I'm trying to read a CSV database that's about 2,5GB in size and contains more than 3,5M lines and 17 columns.
I've tried using CSV library but the file is evidently too big - all requests (CSV_MatchCellColumn, CSV_ReadCell) return empty.
Since what i need to do is list files in local directory and search CSV for rows that contain their names, i'm now building multiple pseudo-arrays (one array is not enough because it limits me to 16384 characters for all file names, that's around 500 files for my use case) with file names and loop each of these arrays against the CSV contents, building smaller CSV that works fine with the library.
Code: Select all
Loop, read, posts.csv, posts_relevant.csv
{
if A_LoopReadLine contains %0RelevantList%
;0RelevantList is just a bunch of "," delimited file names.

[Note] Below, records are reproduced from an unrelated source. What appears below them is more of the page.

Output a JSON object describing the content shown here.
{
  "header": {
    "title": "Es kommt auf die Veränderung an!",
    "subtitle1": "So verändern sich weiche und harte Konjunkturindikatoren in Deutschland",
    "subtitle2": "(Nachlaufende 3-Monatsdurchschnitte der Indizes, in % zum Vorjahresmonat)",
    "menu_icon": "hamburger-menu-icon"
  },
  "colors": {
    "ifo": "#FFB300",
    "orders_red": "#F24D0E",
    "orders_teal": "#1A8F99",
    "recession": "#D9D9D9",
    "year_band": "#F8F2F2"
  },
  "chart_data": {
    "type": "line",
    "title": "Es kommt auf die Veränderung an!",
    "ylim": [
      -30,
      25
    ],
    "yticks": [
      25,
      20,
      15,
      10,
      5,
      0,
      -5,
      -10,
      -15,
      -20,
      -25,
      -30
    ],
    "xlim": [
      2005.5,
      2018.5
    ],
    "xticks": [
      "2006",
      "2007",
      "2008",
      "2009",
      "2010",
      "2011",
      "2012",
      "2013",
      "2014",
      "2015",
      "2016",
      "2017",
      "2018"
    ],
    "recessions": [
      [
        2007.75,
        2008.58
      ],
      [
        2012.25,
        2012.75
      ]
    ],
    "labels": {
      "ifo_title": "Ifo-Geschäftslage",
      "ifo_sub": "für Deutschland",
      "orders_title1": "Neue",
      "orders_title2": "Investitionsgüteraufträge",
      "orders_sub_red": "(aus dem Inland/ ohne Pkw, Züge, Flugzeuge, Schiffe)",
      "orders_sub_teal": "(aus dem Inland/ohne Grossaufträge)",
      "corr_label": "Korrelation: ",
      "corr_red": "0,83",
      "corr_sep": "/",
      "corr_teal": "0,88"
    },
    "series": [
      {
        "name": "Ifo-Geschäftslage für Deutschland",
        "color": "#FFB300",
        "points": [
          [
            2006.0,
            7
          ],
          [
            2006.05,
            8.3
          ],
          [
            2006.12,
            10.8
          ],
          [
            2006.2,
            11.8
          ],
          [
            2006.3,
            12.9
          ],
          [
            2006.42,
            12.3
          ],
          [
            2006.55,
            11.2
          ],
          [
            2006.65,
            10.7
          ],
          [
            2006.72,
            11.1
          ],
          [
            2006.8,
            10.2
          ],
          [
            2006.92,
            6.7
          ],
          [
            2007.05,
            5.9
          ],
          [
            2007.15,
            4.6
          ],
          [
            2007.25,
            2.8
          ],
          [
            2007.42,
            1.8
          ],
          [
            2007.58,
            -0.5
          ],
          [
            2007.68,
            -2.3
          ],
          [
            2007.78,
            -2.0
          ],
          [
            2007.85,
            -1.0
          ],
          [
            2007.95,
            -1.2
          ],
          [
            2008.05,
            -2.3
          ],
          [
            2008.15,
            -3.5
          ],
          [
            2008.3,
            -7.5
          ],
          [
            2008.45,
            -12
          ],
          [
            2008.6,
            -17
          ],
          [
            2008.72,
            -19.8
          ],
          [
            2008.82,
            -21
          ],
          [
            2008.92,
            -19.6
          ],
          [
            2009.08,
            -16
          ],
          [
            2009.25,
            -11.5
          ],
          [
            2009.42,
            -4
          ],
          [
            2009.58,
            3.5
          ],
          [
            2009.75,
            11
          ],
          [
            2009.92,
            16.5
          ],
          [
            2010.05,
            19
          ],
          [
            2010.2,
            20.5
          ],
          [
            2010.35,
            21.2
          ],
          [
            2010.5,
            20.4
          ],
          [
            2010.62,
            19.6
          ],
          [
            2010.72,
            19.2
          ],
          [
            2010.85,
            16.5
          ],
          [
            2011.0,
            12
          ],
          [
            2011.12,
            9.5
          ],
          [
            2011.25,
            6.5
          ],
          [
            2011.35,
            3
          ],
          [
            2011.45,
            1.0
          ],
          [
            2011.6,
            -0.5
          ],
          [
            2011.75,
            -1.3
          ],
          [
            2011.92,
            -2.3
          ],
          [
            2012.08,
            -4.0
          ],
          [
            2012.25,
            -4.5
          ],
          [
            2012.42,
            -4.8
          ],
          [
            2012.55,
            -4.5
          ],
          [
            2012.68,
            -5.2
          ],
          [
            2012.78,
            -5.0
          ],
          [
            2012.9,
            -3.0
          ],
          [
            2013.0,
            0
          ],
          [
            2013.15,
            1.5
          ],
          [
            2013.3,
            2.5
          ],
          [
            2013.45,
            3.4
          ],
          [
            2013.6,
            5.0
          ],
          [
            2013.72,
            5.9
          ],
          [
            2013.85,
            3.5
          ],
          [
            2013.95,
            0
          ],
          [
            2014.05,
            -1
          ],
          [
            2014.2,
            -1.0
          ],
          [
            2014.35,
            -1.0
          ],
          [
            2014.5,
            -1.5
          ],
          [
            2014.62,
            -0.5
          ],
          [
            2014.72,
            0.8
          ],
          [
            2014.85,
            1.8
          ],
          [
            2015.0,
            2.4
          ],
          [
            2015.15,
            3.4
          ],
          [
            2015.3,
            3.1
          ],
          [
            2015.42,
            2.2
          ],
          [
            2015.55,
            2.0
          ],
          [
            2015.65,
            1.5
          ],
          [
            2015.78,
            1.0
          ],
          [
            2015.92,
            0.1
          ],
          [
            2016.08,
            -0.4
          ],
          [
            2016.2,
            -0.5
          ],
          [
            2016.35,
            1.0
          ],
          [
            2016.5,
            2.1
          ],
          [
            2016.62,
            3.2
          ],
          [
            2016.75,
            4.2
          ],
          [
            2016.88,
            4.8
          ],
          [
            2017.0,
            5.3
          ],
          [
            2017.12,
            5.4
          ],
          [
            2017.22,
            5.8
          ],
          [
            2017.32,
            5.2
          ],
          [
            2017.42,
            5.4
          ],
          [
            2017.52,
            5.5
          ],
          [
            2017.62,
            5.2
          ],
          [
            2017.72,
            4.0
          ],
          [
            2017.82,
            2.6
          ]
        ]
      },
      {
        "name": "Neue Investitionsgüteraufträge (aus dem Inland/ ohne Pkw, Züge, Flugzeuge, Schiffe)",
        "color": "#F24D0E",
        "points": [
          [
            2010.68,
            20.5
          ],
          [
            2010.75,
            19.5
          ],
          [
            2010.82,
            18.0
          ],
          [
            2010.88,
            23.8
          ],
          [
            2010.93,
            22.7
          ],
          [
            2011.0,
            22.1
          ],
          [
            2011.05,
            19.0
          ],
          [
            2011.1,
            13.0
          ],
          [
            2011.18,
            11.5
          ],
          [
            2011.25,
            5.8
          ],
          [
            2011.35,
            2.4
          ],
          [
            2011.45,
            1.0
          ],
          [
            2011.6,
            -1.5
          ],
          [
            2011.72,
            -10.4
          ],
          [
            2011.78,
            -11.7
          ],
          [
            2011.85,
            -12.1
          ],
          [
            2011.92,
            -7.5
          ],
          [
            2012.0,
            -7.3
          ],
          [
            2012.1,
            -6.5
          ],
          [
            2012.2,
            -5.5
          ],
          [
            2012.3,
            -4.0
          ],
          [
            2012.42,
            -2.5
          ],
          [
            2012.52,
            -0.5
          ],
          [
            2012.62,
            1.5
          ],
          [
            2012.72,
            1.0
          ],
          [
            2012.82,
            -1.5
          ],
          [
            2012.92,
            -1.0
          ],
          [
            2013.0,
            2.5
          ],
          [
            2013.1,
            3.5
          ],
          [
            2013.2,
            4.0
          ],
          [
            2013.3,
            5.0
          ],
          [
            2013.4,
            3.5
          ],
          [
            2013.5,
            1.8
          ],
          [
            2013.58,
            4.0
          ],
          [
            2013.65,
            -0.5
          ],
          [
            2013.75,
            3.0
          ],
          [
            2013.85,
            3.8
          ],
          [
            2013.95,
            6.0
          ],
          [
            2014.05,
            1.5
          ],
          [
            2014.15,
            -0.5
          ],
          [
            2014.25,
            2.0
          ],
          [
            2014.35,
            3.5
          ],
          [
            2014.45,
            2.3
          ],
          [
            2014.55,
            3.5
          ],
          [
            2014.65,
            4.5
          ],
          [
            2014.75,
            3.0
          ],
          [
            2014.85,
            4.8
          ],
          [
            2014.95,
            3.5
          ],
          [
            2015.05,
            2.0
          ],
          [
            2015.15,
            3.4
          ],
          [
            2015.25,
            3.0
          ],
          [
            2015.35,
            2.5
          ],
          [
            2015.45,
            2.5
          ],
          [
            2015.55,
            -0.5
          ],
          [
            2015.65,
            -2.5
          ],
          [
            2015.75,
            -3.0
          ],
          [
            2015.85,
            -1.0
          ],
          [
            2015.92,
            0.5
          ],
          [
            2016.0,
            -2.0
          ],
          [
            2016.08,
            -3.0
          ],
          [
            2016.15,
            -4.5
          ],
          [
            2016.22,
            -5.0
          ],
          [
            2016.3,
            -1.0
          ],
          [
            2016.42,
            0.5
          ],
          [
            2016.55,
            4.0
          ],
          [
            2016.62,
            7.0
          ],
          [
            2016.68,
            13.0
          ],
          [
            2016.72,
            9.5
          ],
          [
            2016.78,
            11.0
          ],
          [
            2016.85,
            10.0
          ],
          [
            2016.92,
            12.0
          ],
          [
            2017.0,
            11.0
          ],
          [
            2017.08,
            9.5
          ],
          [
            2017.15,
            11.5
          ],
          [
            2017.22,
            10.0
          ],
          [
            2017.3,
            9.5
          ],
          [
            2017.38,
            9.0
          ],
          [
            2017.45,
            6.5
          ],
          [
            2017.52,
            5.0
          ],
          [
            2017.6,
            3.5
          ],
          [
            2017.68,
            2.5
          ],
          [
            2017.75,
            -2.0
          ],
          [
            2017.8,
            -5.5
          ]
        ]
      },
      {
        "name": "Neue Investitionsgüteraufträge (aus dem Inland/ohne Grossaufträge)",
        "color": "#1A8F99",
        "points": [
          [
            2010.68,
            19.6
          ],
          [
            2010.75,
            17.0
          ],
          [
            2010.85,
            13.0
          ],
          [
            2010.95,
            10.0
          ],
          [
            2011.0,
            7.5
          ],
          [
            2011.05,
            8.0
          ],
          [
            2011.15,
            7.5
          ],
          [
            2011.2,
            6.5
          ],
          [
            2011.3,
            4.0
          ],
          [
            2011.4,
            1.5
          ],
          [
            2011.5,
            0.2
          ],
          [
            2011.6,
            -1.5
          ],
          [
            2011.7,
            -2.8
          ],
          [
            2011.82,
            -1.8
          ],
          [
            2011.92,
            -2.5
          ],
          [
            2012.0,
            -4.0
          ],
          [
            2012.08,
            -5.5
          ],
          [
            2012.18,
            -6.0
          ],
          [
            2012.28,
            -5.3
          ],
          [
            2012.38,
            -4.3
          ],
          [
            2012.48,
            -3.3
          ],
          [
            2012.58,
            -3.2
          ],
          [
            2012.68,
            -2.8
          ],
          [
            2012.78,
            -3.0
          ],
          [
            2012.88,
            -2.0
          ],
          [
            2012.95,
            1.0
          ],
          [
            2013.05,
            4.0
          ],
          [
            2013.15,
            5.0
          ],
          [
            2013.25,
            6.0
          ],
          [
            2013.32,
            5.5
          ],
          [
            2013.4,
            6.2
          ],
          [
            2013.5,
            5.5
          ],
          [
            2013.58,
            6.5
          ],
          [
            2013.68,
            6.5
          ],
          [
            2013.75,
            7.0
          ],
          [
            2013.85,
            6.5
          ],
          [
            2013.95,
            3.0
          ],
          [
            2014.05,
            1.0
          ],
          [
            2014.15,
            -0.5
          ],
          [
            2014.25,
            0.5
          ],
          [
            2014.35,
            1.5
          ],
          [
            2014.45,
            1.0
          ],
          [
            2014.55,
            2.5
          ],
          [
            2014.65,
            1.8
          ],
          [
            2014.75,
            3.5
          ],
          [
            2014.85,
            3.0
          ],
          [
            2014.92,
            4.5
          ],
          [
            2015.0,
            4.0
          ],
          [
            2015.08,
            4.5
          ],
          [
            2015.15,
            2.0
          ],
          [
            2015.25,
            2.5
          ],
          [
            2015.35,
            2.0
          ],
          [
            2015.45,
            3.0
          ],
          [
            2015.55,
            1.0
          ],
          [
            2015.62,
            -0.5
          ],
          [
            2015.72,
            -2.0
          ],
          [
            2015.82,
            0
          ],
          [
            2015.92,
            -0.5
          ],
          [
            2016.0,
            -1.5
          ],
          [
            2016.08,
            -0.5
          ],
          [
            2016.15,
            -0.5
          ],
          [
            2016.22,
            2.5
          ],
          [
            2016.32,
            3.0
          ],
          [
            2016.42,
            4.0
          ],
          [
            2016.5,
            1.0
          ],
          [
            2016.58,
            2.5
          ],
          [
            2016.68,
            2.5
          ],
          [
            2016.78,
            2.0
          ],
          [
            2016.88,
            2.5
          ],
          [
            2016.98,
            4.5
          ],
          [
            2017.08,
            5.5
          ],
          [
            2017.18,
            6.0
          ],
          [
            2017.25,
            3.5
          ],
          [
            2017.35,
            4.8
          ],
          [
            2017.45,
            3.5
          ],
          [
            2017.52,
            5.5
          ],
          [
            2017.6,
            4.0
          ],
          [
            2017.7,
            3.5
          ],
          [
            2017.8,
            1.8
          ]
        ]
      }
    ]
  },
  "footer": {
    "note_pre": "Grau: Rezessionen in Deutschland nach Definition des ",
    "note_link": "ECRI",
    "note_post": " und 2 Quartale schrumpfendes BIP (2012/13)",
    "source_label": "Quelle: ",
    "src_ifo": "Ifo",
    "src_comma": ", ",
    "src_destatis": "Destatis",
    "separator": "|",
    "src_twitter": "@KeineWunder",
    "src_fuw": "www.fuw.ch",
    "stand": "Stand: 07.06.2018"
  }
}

FileAppend, %A_LoopReadLine%`n
}
The problem is... Each loop takes around 10 minutes on a top-end hardware, reading the file from SSD. It's definitely bearable and since i'm using AHK which i understand decently, i can live with that.
I just wonder if there are any scripts or ideas that would allow me to get more speed, maybe utilize more RAM (i'm using ~4MB and one CPU core now) . E.g. loading the file into the RAM and reading from there, for example. Or maybe even using other software for each search...

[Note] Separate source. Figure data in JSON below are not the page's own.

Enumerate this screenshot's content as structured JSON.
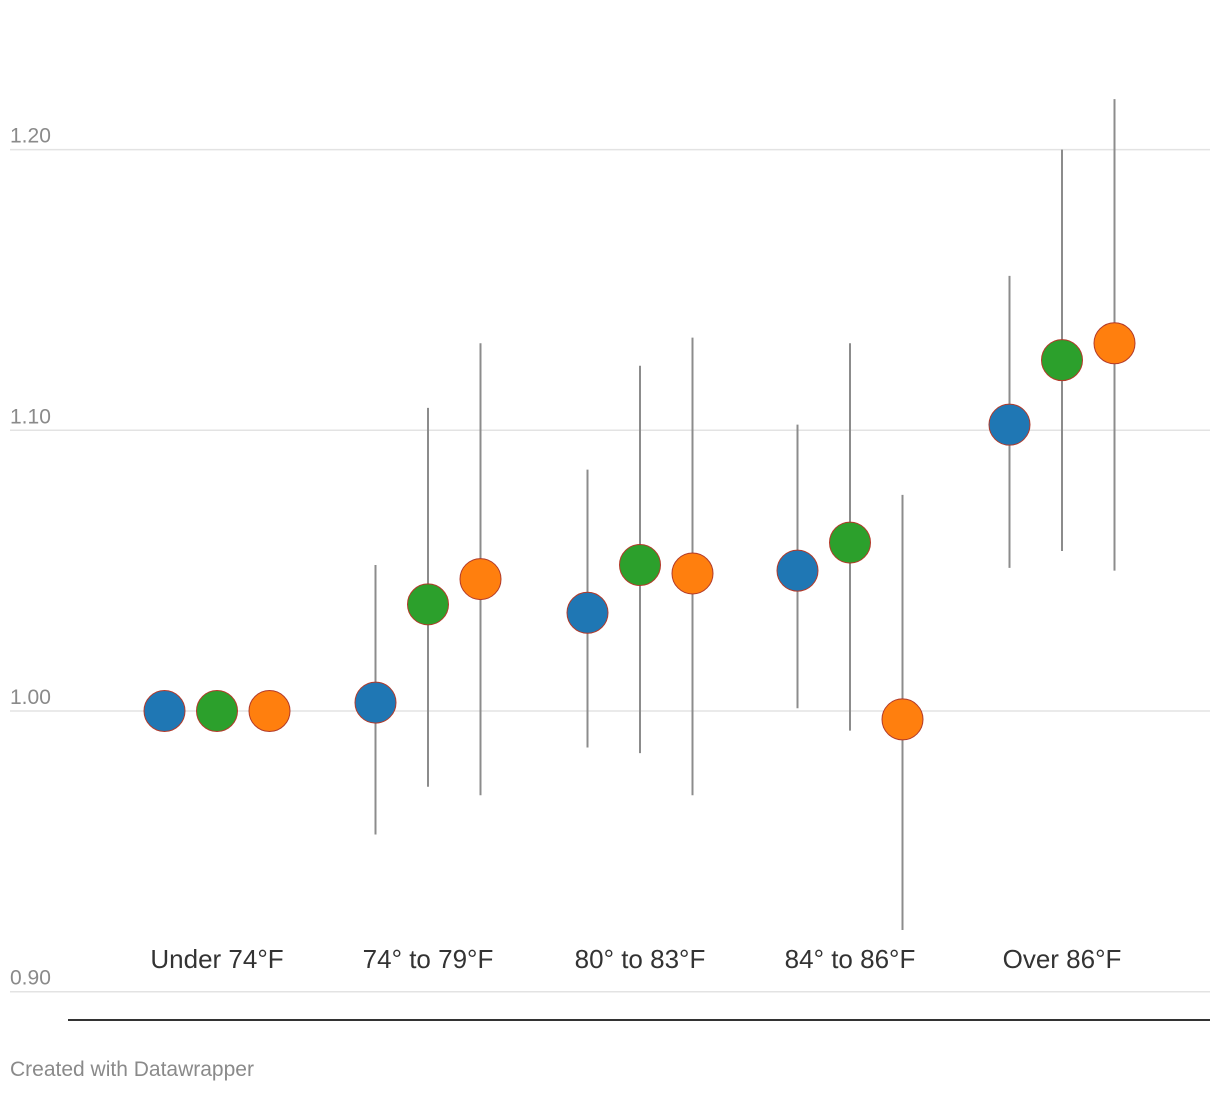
{
  "chart_data": {
    "type": "scatter",
    "title": "",
    "xlabel": "",
    "ylabel": "",
    "ylim": [
      0.9,
      1.23
    ],
    "yticks": [
      "1.20",
      "1.10",
      "1.00",
      "0.90"
    ],
    "ytick_values": [
      1.2,
      1.1,
      1.0,
      0.9
    ],
    "grid": true,
    "categories": [
      "Under 74°F",
      "74° to 79°F",
      "80° to 83°F",
      "84° to 86°F",
      "Over 86°F"
    ],
    "series": [
      {
        "color": "#1f77b4",
        "values": [
          1.0,
          1.003,
          1.035,
          1.05,
          1.102
        ],
        "lower": [
          null,
          0.956,
          0.987,
          1.001,
          1.051
        ],
        "upper": [
          null,
          1.052,
          1.086,
          1.102,
          1.155
        ]
      },
      {
        "color": "#2ca02c",
        "values": [
          1.0,
          1.038,
          1.052,
          1.06,
          1.125
        ],
        "lower": [
          null,
          0.973,
          0.985,
          0.993,
          1.057
        ],
        "upper": [
          null,
          1.108,
          1.123,
          1.131,
          1.2
        ]
      },
      {
        "color": "#ff7f0e",
        "values": [
          1.0,
          1.047,
          1.049,
          0.997,
          1.131
        ],
        "lower": [
          null,
          0.97,
          0.97,
          0.922,
          1.05
        ],
        "upper": [
          null,
          1.131,
          1.133,
          1.077,
          1.218
        ]
      }
    ]
  },
  "footer": {
    "credit": "Created with Datawrapper"
  }
}
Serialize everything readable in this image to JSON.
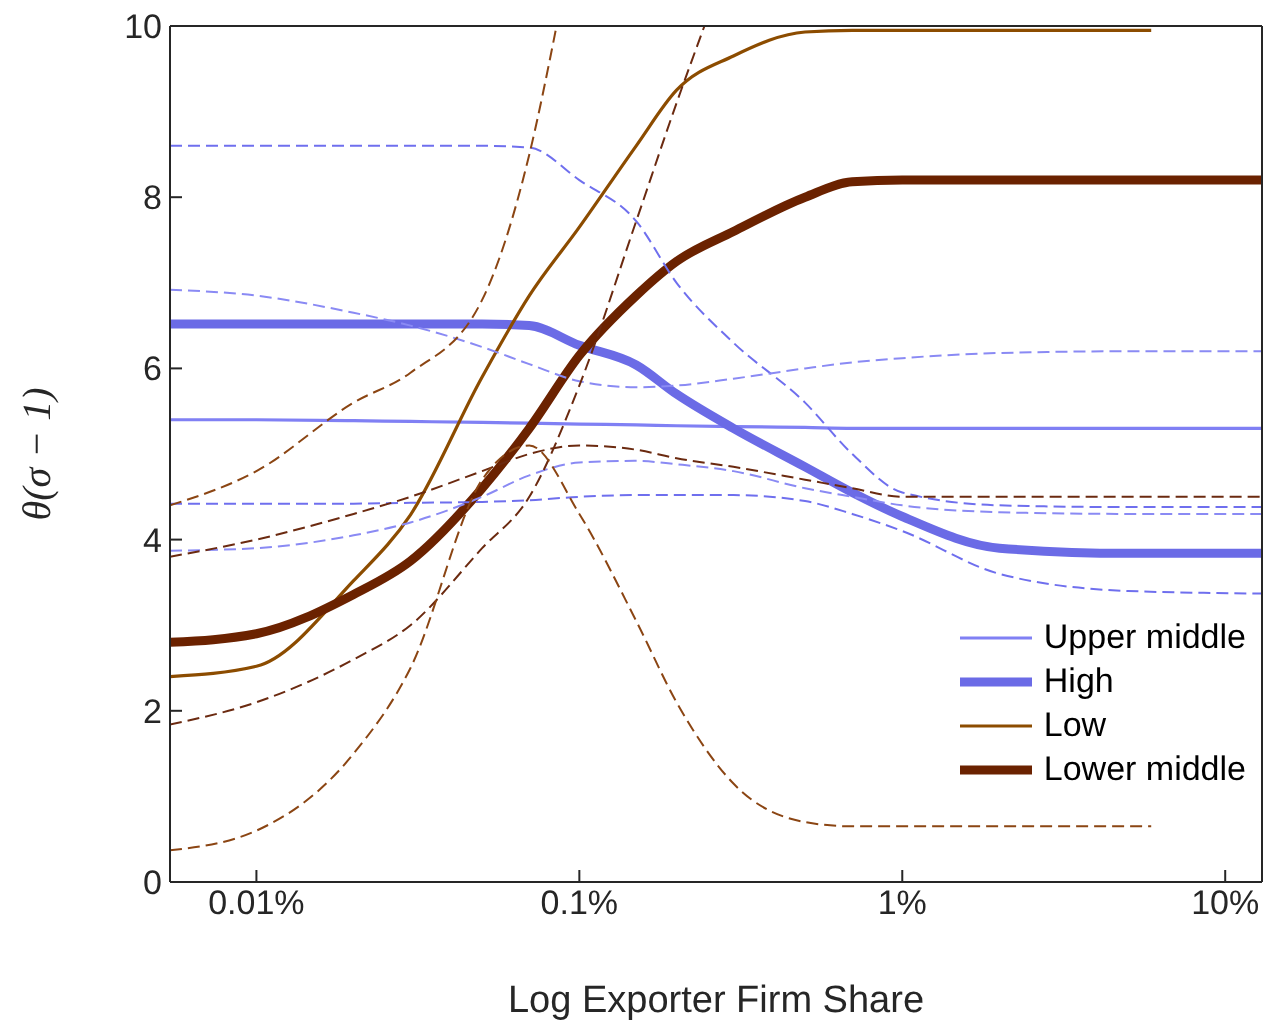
{
  "chart_data": {
    "type": "line",
    "xlabel": "Log Exporter Firm Share",
    "ylabel": "θ(σ − 1)",
    "log": "x",
    "legend": "bottom right",
    "line_style": "solid",
    "x": [
      0.0054,
      0.01,
      0.02,
      0.03,
      0.05,
      0.07,
      0.1,
      0.15,
      0.2,
      0.3,
      0.5,
      0.7,
      1,
      2,
      5,
      13
    ],
    "xlim": [
      0.0054,
      13
    ],
    "xticks": [
      {
        "value": 0.01,
        "label": "0.01%"
      },
      {
        "value": 0.1,
        "label": "0.1%"
      },
      {
        "value": 1,
        "label": "1%"
      },
      {
        "value": 10,
        "label": "10%"
      }
    ],
    "ylim": [
      0,
      10
    ],
    "yticks": [
      0,
      2,
      4,
      6,
      8,
      10
    ],
    "series": [
      {
        "name": "Upper middle",
        "color": "#8080f4",
        "values": [
          5.4,
          5.4,
          5.39,
          5.38,
          5.37,
          5.36,
          5.35,
          5.34,
          5.33,
          5.32,
          5.31,
          5.3,
          5.3,
          5.3,
          5.3,
          5.3
        ]
      },
      {
        "name": "High",
        "color": "#6b6be6",
        "values": [
          6.52,
          6.52,
          6.52,
          6.52,
          6.52,
          6.5,
          6.27,
          6.04,
          5.7,
          5.3,
          4.85,
          4.55,
          4.27,
          3.9,
          3.84,
          3.84
        ]
      },
      {
        "name": "Low",
        "color": "#8c4c00",
        "x": [
          0.0054,
          0.01,
          0.02,
          0.03,
          0.05,
          0.07,
          0.1,
          0.15,
          0.2,
          0.3,
          0.5,
          0.7,
          1,
          2,
          5.9
        ],
        "values": [
          2.4,
          2.52,
          3.52,
          4.29,
          5.9,
          6.85,
          7.65,
          8.6,
          9.25,
          9.65,
          9.93,
          9.95,
          9.95,
          9.95,
          9.95
        ]
      },
      {
        "name": "Lower middle",
        "color": "#6b2200",
        "values": [
          2.8,
          2.9,
          3.36,
          3.75,
          4.6,
          5.3,
          6.15,
          6.85,
          7.25,
          7.6,
          8.0,
          8.18,
          8.2,
          8.2,
          8.2,
          8.2
        ]
      },
      {
        "color": "#6f6fee",
        "line_style": "dashed",
        "values": [
          8.6,
          8.6,
          8.6,
          8.6,
          8.6,
          8.58,
          8.2,
          7.72,
          7.0,
          6.3,
          5.6,
          5.0,
          4.55,
          4.4,
          4.38,
          4.38
        ]
      },
      {
        "color": "#6f6fee",
        "line_style": "dashed",
        "values": [
          4.42,
          4.42,
          4.42,
          4.43,
          4.44,
          4.46,
          4.5,
          4.52,
          4.52,
          4.52,
          4.45,
          4.3,
          4.1,
          3.6,
          3.4,
          3.37
        ]
      },
      {
        "color": "#8a8af4",
        "line_style": "dashed",
        "values": [
          6.92,
          6.85,
          6.65,
          6.5,
          6.25,
          6.05,
          5.85,
          5.78,
          5.8,
          5.88,
          6.0,
          6.07,
          6.12,
          6.18,
          6.2,
          6.2
        ]
      },
      {
        "color": "#8a8af4",
        "line_style": "dashed",
        "values": [
          3.87,
          3.9,
          4.05,
          4.2,
          4.5,
          4.75,
          4.9,
          4.92,
          4.88,
          4.8,
          4.6,
          4.5,
          4.4,
          4.32,
          4.3,
          4.3
        ]
      },
      {
        "color": "#8b4513",
        "line_style": "dashed",
        "x": [
          0.0054,
          0.01,
          0.02,
          0.03,
          0.05,
          0.07,
          0.085
        ],
        "values": [
          4.4,
          4.8,
          5.6,
          5.95,
          6.8,
          8.5,
          10
        ]
      },
      {
        "color": "#6b2a10",
        "line_style": "dashed",
        "values": [
          3.8,
          4.0,
          4.3,
          4.5,
          4.8,
          5.0,
          5.1,
          5.05,
          4.95,
          4.85,
          4.7,
          4.6,
          4.5,
          4.5,
          4.5,
          4.5
        ]
      },
      {
        "color": "#6b2a10",
        "line_style": "dashed",
        "x": [
          0.0054,
          0.01,
          0.02,
          0.03,
          0.05,
          0.07,
          0.1,
          0.15,
          0.2,
          0.244
        ],
        "values": [
          1.84,
          2.1,
          2.6,
          3.0,
          3.9,
          4.5,
          5.8,
          7.72,
          9.1,
          10
        ]
      },
      {
        "color": "#8b4513",
        "line_style": "dashed",
        "x": [
          0.0054,
          0.01,
          0.02,
          0.03,
          0.05,
          0.07,
          0.1,
          0.15,
          0.2,
          0.3,
          0.5,
          0.7,
          1,
          2,
          5.9
        ],
        "values": [
          0.37,
          0.6,
          1.5,
          2.5,
          4.7,
          5.1,
          4.3,
          3.05,
          2.1,
          1.15,
          0.7,
          0.65,
          0.65,
          0.65,
          0.65
        ]
      }
    ]
  }
}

One other idea i've had is to add all the pseudo-arrays %0RelevantList% at once, according to the doc page i can do that:
Code: Select all
if A_LoopReadLine contains %0RelevantList%1,%0RelevantList%2,%0RelevantList%3...
Code: Select all
Loop % FFileList.Length()
{
LoopReadLine=
0RelevantAdd=
LoopReadLine := FFileList[A_Index]
Length := StrLen(0RelevantList%NUM%)
if (Length > 16000)
{
NUM += 1
}
StringTrimRight, 0RelevantAdd, LoopReadLine, 4
0RelevantList%NUM% := 0RelevantList%NUM% 0RelevantAdd ","
}